PSD e CDS-PP rejeitam audição de Paulo Portas no Parlamento sobre cortes nas pensões de sobrevivência

 

Lusa/AO Online   Nacional   22 de Out de 2013, 19:33

O PSD e o CDS-PP rejeitaram hoje um requerimento do Bloco de Esquerda para ouvir no Parlamento o vice-primeiro-ministro, Paulo Portas, sobre os cortes nas pensões de sobrevivência.

O Bloco de Esquerda queria que Paulo Portas fosse ouvido na comissão parlamentar de orçamento, finanças e administração pública sobre a proposta do regime de convergência de pensões do setor público e do setor privado, aprovado na generalidade com os votos favoráveis da maioria PSD/CDS-PP e os votos contra de toda a esquerda, na passada sexta-feira.

A proposta regula a forma de convergência do sistema de pensões do setor público para o regime privado e, neste âmbito, prevê que as pensões de sobrevivência acima de 419,22 euros sofram um corte de cerca de 10%.

O líder parlamentar do Bloco de Esquerda, Pedro Filipe Soares, criticou a falta de uma audição de um membro do Governo neste processo na especialidade, em especial "aquele que faz homilias dominicais" sobre o tema, numa referência a Paulo Portas, e já tinha dito anteriormente que Paulo Portas, "falou mentira" dizendo que não haveria cortes nas pensões de sobrevivência abaixo dos 2.000 euros.

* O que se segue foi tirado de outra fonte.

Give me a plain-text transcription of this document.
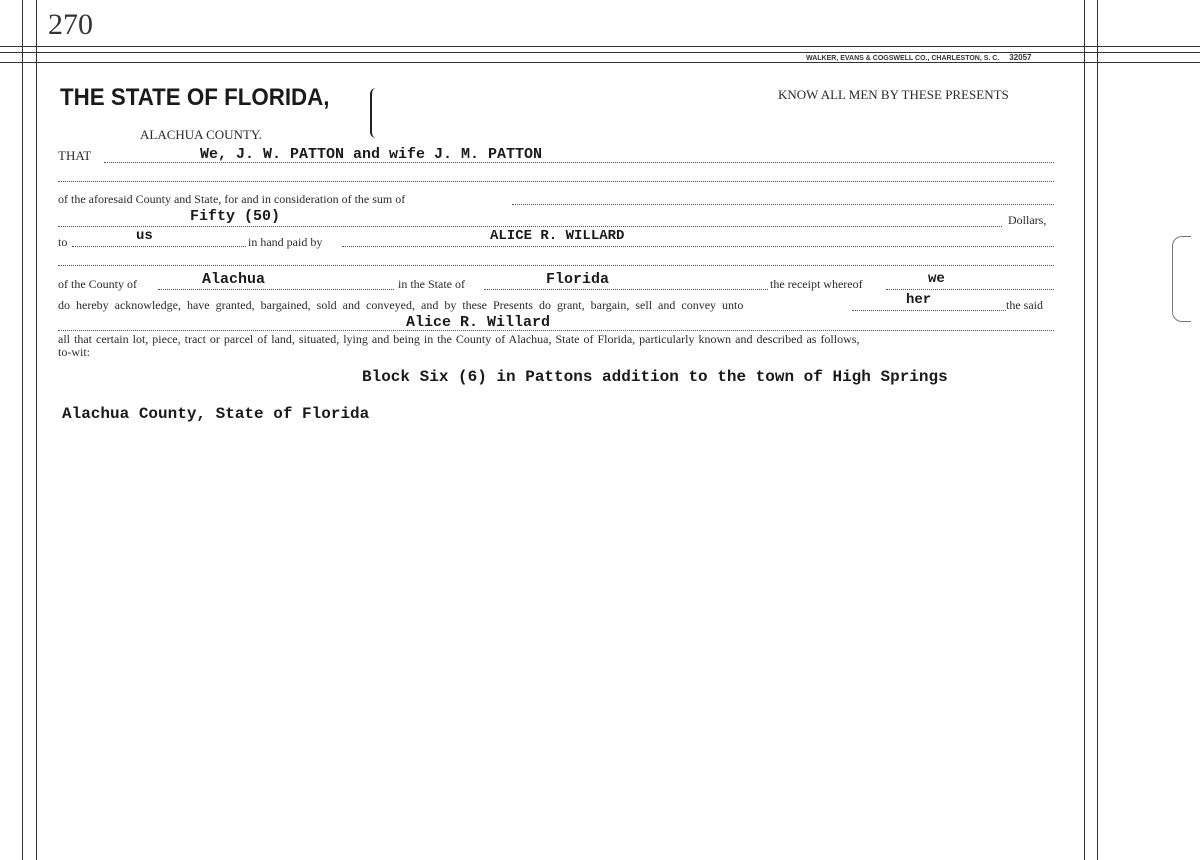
270
WALKER, EVANS & COGSWELL CO., CHARLESTON, S. C. 32057
THE STATE OF FLORIDA,
ALACHUA COUNTY.
KNOW ALL MEN BY THESE PRESENTS
THAT	We, J. W. PATTON and wife J. M. PATTON
of the aforesaid County and State, for and in consideration of the sum of
Fifty (50)	Dollars,
to	us	in hand paid by	ALICE R. WILLARD
of the County of	Alachua	in the State of	Florida	the receipt whereof	we
do hereby acknowledge, have granted, bargained, sold and conveyed, and by these Presents do grant, bargain, sell and convey unto	her	the said
Alice R. Willard
all that certain lot, piece, tract or parcel of land, situated, lying and being in the County of Alachua, State of Florida, particularly known and described as follows,
to-wit:
Block Six (6) in Pattons addition to the town of High Springs
Alachua County, State of Florida
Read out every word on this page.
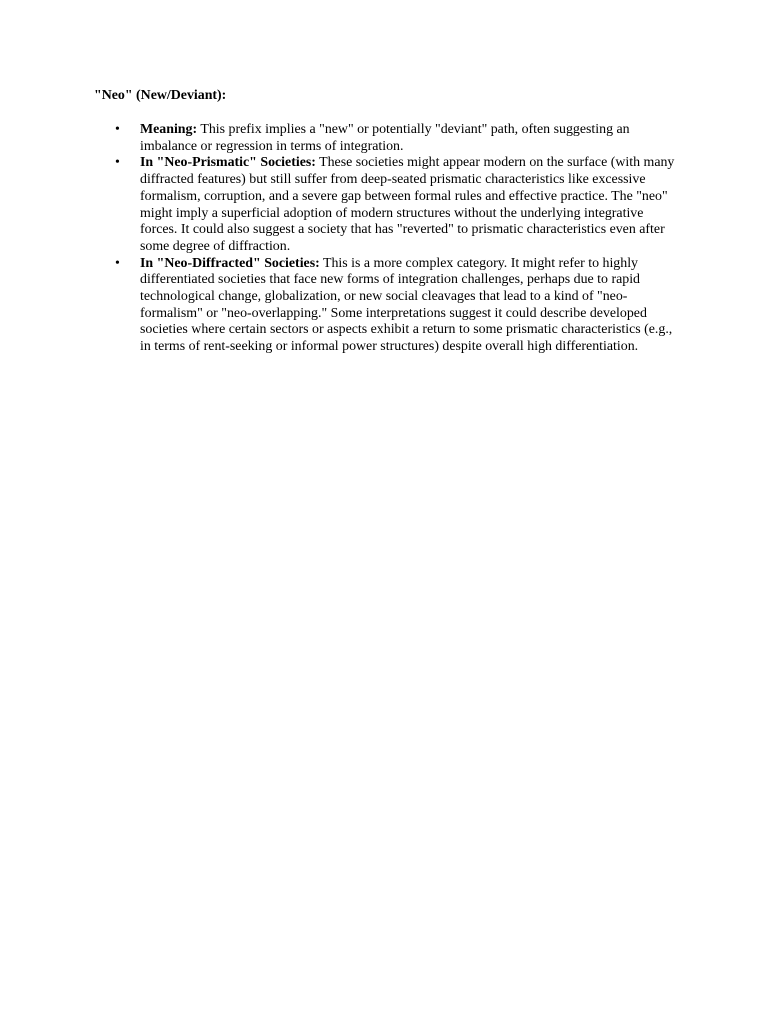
"Neo" (New/Deviant):

• Meaning: This prefix implies a "new" or potentially "deviant" path, often suggesting an imbalance or regression in terms of integration.
• In "Neo-Prismatic" Societies: These societies might appear modern on the surface (with many diffracted features) but still suffer from deep-seated prismatic characteristics like excessive formalism, corruption, and a severe gap between formal rules and effective practice. The "neo" might imply a superficial adoption of modern structures without the underlying integrative forces. It could also suggest a society that has "reverted" to prismatic characteristics even after some degree of diffraction.
• In "Neo-Diffracted" Societies: This is a more complex category. It might refer to highly differentiated societies that face new forms of integration challenges, perhaps due to rapid technological change, globalization, or new social cleavages that lead to a kind of "neo-formalism" or "neo-overlapping." Some interpretations suggest it could describe developed societies where certain sectors or aspects exhibit a return to some prismatic characteristics (e.g., in terms of rent-seeking or informal power structures) despite overall high differentiation.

O PSD rejeitou a pronto a proposta de audição do vice-primeiro-ministro sobre o tema.

"Quanto ao membro do Governo [Paulo Portas] não mostramos abertura, nem de perto nem de longe, para uma audição na especialidade", disse o deputado Duarte Pacheco.

Cecília Meireles, do CDS-PP, disse que tal não faria sentido porque a conferência de Paulo Portas no domingo, que precedeu a apresentação da proposta de Orçamento do Estado para 2014, não versou sobre o tema da proposta de convergência que a comissão está a discutir, levando a algumas trocas de galhardetes entre os deputados do CDS-PP e do BE, com o CDS-PP a acusar mesmo os bloquistas de "falta de seriedade", perante o espanto dos deputados bloquistas.